Dr Kois’s system for finding P1 or CR is the deprogrammer appliance. It is similar to a Hawley Bite Plane, NTI, or Lucia jig, except that the deprogrammer has a single point of contact in the front to factor out flexure of the mandible and it allows for treatment of the patient in that reference position. Prior to treatment, the spot must be reproducible and the patient must be comfortable (which may take several weeks of appliance use). Once this spot is established, P1, the reference position, is maintained and the vertical can be either opened or closed at that position. If the spot is reduced on the deprogrammer until a tooth touches, this initial spot of contact is called CO (it should be the same tooth that touches when the patient removes the deprogrammer).
The deprogrammer is a means of equilibrating if the CO contacts are on the posterior teeth, as is often seen in dysfunction.
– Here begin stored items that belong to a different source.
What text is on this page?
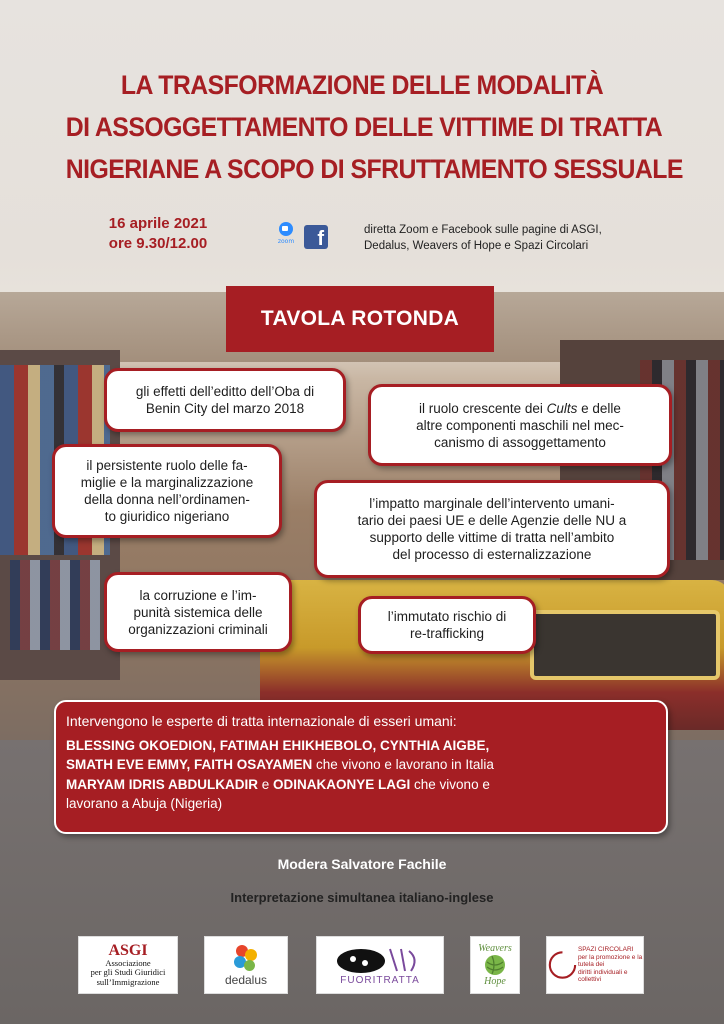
LA TRASFORMAZIONE DELLE MODALITÀ
DI ASSOGGETTAMENTO DELLE VITTIME DI TRATTA
NIGERIANE A SCOPO DI SFRUTTAMENTO SESSUALE
16 aprile 2021
ore 9.30/12.00	zoom	f	diretta Zoom e Facebook sulle pagine di ASGI,
Dedalus, Weavers of Hope e Spazi Circolari
TAVOLA ROTONDA
gli effetti dell’editto dell’Oba di
Benin City del marzo 2018	il ruolo crescente dei Cults e delle
altre componenti maschili nel mec-
canismo di assoggettamento
il persistente ruolo delle fa-
miglie e la marginalizzazione
della donna nell’ordinamen-
to giuridico nigeriano
l’impatto marginale dell’intervento umani-
tario dei paesi UE e delle Agenzie delle NU a
supporto delle vittime di tratta nell’ambito
del processo di esternalizzazione
la corruzione e l’im-
punità sistemica delle
organizzazioni criminali
l’immutato rischio di
re-trafficking
Intervengono le esperte di tratta internazionale di esseri umani:
BLESSING OKOEDION, FATIMAH EHIKHEBOLO, CYNTHIA AIGBE,
SMATH EVE EMMY, FAITH OSAYAMEN che vivono e lavorano in Italia
MARYAM IDRIS ABDULKADIR e ODINAKAONYE LAGI che vivono e
lavorano a Abuja (Nigeria)
Modera Salvatore Fachile
Interpretazione simultanea italiano-inglese
ASGI
Associazione
per gli Studi Giuridici
sull’Immigrazione	dedalus	FUORITRATTA
Weavers
Hope
SPAZI CIRCOLARI
per la promozione e la tutela dei
diritti individuali e collettivi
If the initial point of contact in CR is on the front teeth (as is typically seen with constricted chewing patterns), equilibration is not an option; either orthodontics or an additive procedure for the posterior teeth must be considered. In treatment, the goal is for bilateral equal intensity contacts on shimstock from the cuspids back and no contact on the incisors. Once P2 is established, P3 is worked out by having the patient sit up and chew on thick (200-micron) articulating paper. The key is to look for blue streaks or guidance interferences on the lingual surfaces of the maxillary anterior teeth and adjust them out. This is best accomplished with a high-speed electric handpiece at one-quarter to one-half the output, using a fine diamond with water and final polish with a brownie point.
The facebow by Panadent (Grand Terrace, CA) is a system for transferring functional and aesthetic information from the patient to the articulator. It allows the casts to communicate the way the teeth look in the face, and provides a functional reference as well. It is designed to easily record the midline, aesthetic plane, and vertical/horizontal position of the teeth from the patient to the articulator on a plastic piece that attaches to a platform on the articulator. This is extremely helpful in guiding treatment decisions and communication to the laboratory technician, as the platform can be dialed up or down to achieve the desired result and allow a wax-up at this position. The vertical position of the teeth is actually determined by how the teeth look in the face, much like a denture. The horizontal position is determined by the diagnosis. The greater the force the patient generates and the higher the diagnostic risk, the flatter the guidance should be. Treatment also can be planned in phases so that financial limitations are minimised, while the three Ps are all maintained. P2 can be managed in composite or with ‘snap-on smiles’ until more permanent onlays or crowns can be done.
There is a great deal of talk about concepts in dentistry, but not about specific parameters on how to treat the patient. Once a specific occlusal diagnosis is made, the system for treatment is the ‘Three Ps’. The goal is for bilateral equal intensity contacts from a reference position, after first evaluating how the front teeth look in the face. This article has presented a system for accurate analysis and treatment planning of incisal edge position, occlusal plane, P2, and P3 (which, again, is guidance from the outside in).